Ha dimostrato che l'uso personale ora domina, poiché sempre più persone si rivolgono al chatbot per la guida quotidiana, il tutoraggio, i consigli pratici, l'ideazione creativa e la risoluzione dei problemi.

A giugno, l'attività non lavorativa rappresentava quasi i tre quarti di tutte le interazioni.

Al lavoro, la scrittura è rimasta l'attività più frequente, rappresentando il 40% dell'uso sul posto di lavoro.

Due terzi di tutti i messaggi scritti chiedevano a ChatGPT di modificare, criticare o tradurre i contenuti esistenti piuttosto che produrre bozze originali.

Lo studio ha classificato i messaggi come "Chiedere, Fare ed Esprimere" e ha scoperto che la metà di tutte le conversazioni nel luglio 2025 rientrava in "Chiedere", sottolineando il ruolo di ChatGPT come consulente.

Negli ambienti di lavoro, tuttavia, il 56% delle attività è stato classificato come "Doing", dimostrando che i lavoratori si affidano sempre più al chatbot per svolgere le attività.

La scrittura è stata evidenziata come un'esigenza comune a tutti i lavori dei colletti bianchi, rafforzando il ruolo di ChatGPT nel supportare le competenze molto apprezzate dai datori di lavoro.

ChatGPT raggiunge il 10% della popolazione adulta globale

I ricercatori hanno notato che a luglio 2025 ChatGPT era stato utilizzato da circa il 10% della popolazione adulta mondiale.

I modelli di adozione hanno mostrato che lo strumento sta diventando più universale tra i generi e le regioni.

Nel gennaio 2024, il 37% degli utenti aveva nomi tipicamente identificati come femminili, ma a metà del 2025 questo divario si era ridotto in modo significativo, allineandosi con i dati demografici globali degli adulti.

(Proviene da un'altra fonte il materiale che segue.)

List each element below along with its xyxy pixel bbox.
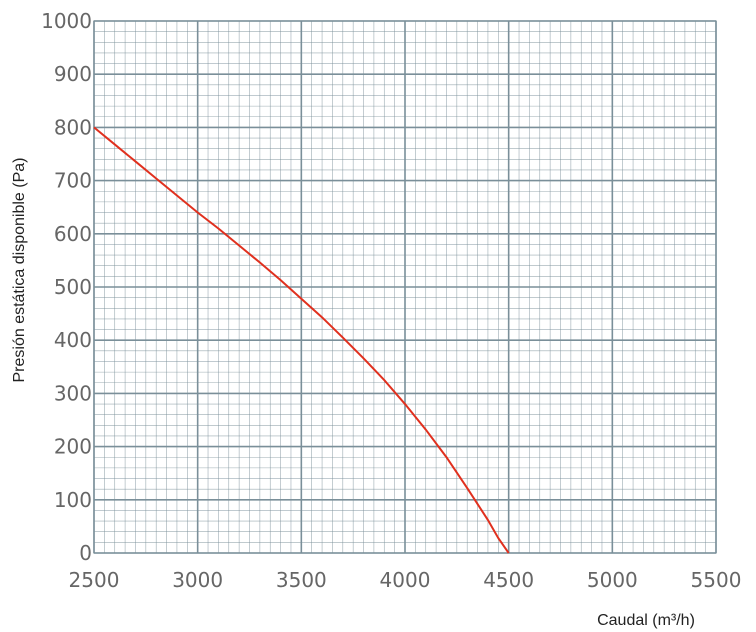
x-tick-label: 4500 [483, 568, 534, 592]
series-line [93, 126, 510, 554]
y-tick-label: 100 [54, 488, 92, 512]
y-tick-label: 400 [54, 328, 92, 352]
y-tick-label: 1000 [41, 9, 92, 33]
y-tick-label: 0 [79, 541, 92, 565]
y-tick-labels: 0 100 200 300 400 500 600 700 800 900 1000 [41, 9, 92, 565]
y-tick-label: 900 [54, 62, 92, 86]
x-tick-label: 5000 [587, 568, 638, 592]
x-axis-label: Caudal (m³/h) [597, 612, 695, 629]
y-tick-label: 500 [54, 275, 92, 299]
y-tick-label: 200 [54, 435, 92, 459]
y-tick-label: 300 [54, 381, 92, 405]
x-tick-label: 3500 [276, 568, 327, 592]
plot-frame [93, 20, 717, 554]
y-tick-label: 700 [54, 169, 92, 193]
x-tick-labels: 2500 3000 3500 4000 4500 5000 5500 [69, 568, 742, 592]
y-tick-label: 600 [54, 222, 92, 246]
x-tick-label: 2500 [69, 568, 120, 592]
y-tick-label: 800 [54, 115, 92, 139]
y-axis-label: Presión estática disponible (Pa) [11, 157, 28, 382]
x-tick-label: 5500 [691, 568, 742, 592]
x-tick-label: 3000 [172, 568, 223, 592]
x-tick-label: 4000 [380, 568, 431, 592]
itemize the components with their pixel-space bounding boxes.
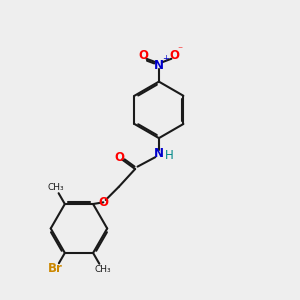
Text: ⁻: ⁻ — [178, 45, 183, 56]
Text: CH₃: CH₃ — [47, 183, 64, 192]
Text: O: O — [169, 49, 179, 62]
Text: +: + — [162, 54, 169, 63]
Text: Br: Br — [48, 262, 63, 275]
Text: H: H — [165, 148, 174, 162]
Text: CH₃: CH₃ — [94, 265, 111, 274]
Text: O: O — [115, 151, 125, 164]
Text: O: O — [139, 49, 148, 62]
Text: O: O — [98, 196, 108, 209]
Text: N: N — [154, 147, 164, 160]
Text: N: N — [154, 59, 164, 72]
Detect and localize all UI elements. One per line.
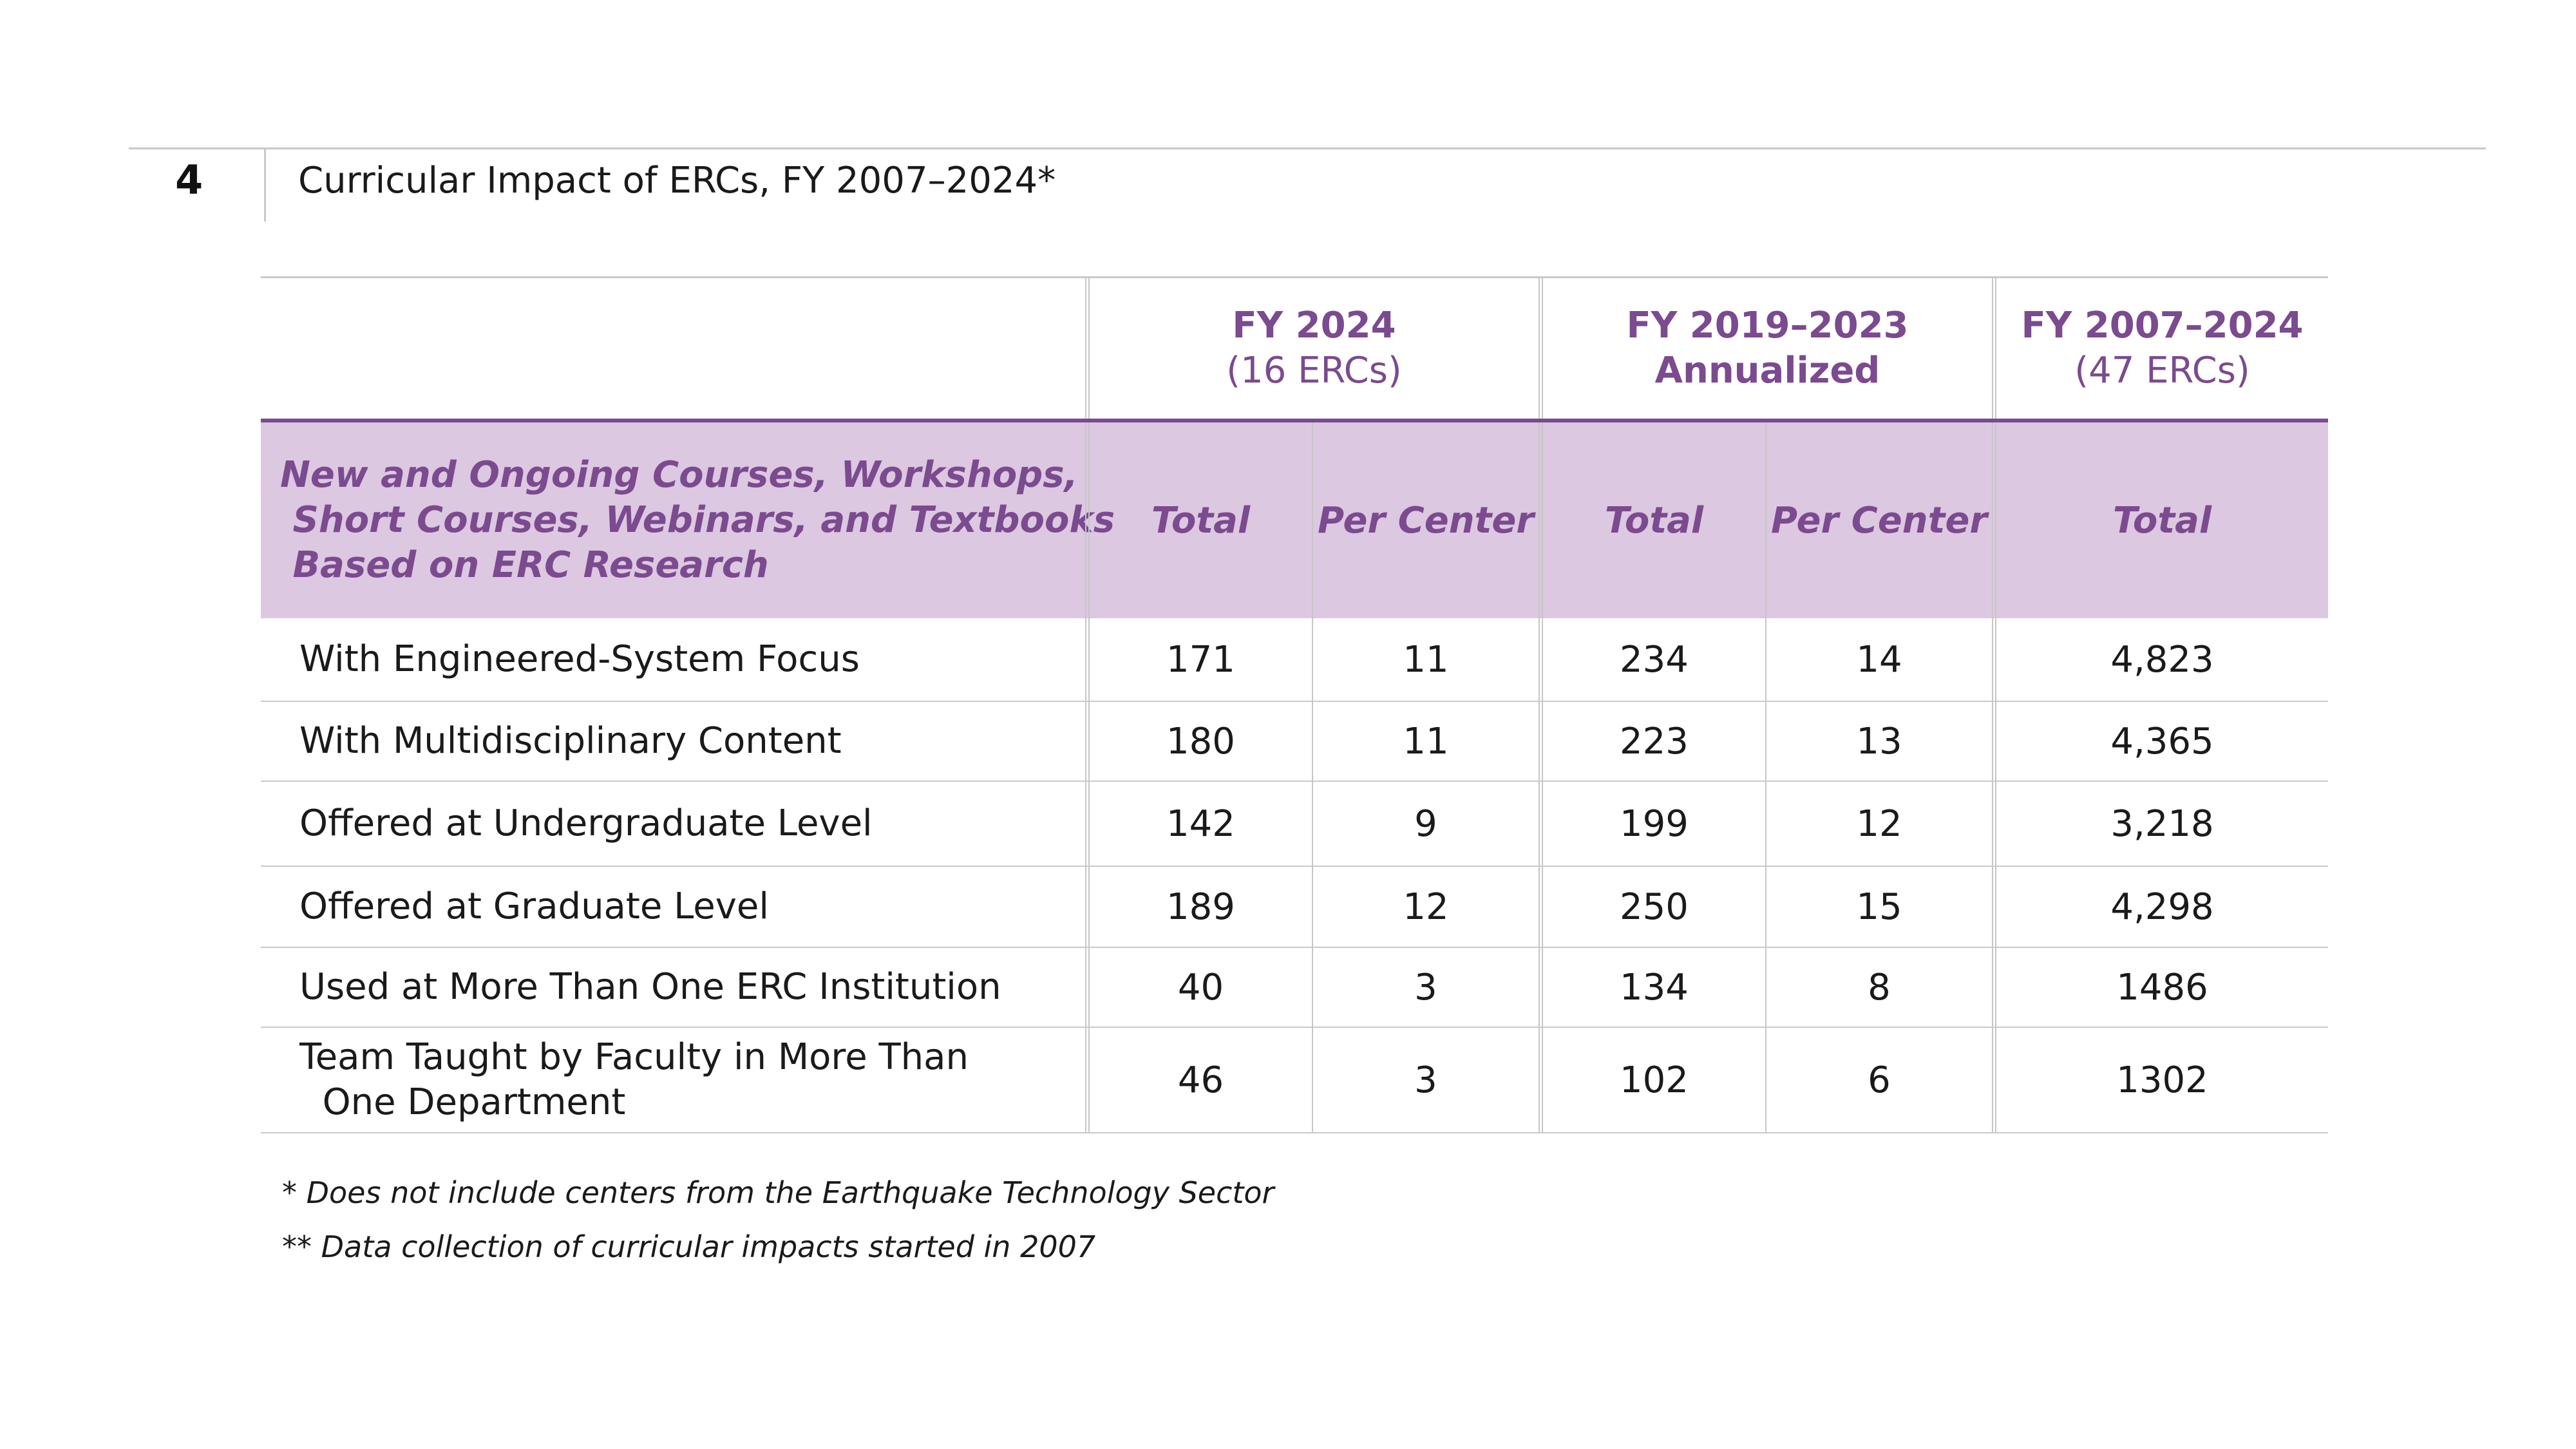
table-row: With Multidisciplinary Content 180 11 22… [261, 702, 2328, 782]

Lo studio ha anche rivelato un'adozione più rapida nei paesi a basso e medio reddito.

A maggio 2025, i tassi di crescita nei paesi a più basso reddito hanno raggiunto oltre quattro volte quelli dei paesi a più alto reddito.

Questa tendenza suggerisce un ampliamento della portata globale, con gli strumenti di intelligenza artificiale che vengono incorporati nelle comunità al di fuori delle regioni ricche.

Per OpenAI, ciò riflette non solo l'espansione dell'accesso, ma anche lo sviluppo di una base di utenti globale più equilibrata.

Si intensifica la concorrenza con Google e xAI

Nonostante la sua ampia diffusione, ChatGPT deve affrontare una forte concorrenza.

Gemini di Google è cresciuto rapidamente e nell'agosto 2025 il suo modello di editor di immagini "Nano Banana" ha portato Gemini in cima all'App Store di Apple per le app gratuite, superando ChatGPT.

Nel frattempo, anche xAI di Elon Musk sta spingendo per guadagnare quote di mercato.

Lo studio pubblicato questa settimana è descritto come una "analisi che preserva la privacy", anche se non è ancora stato sottoposto a revisione paritaria.

Il rapporto offre una delle informazioni più dettagliate su come gli utenti interagiscono con ChatGPT su larga scala, mostrando come la tecnologia si stia intrecciando allo stesso tempo nelle routine personali e nei flussi di lavoro professionali.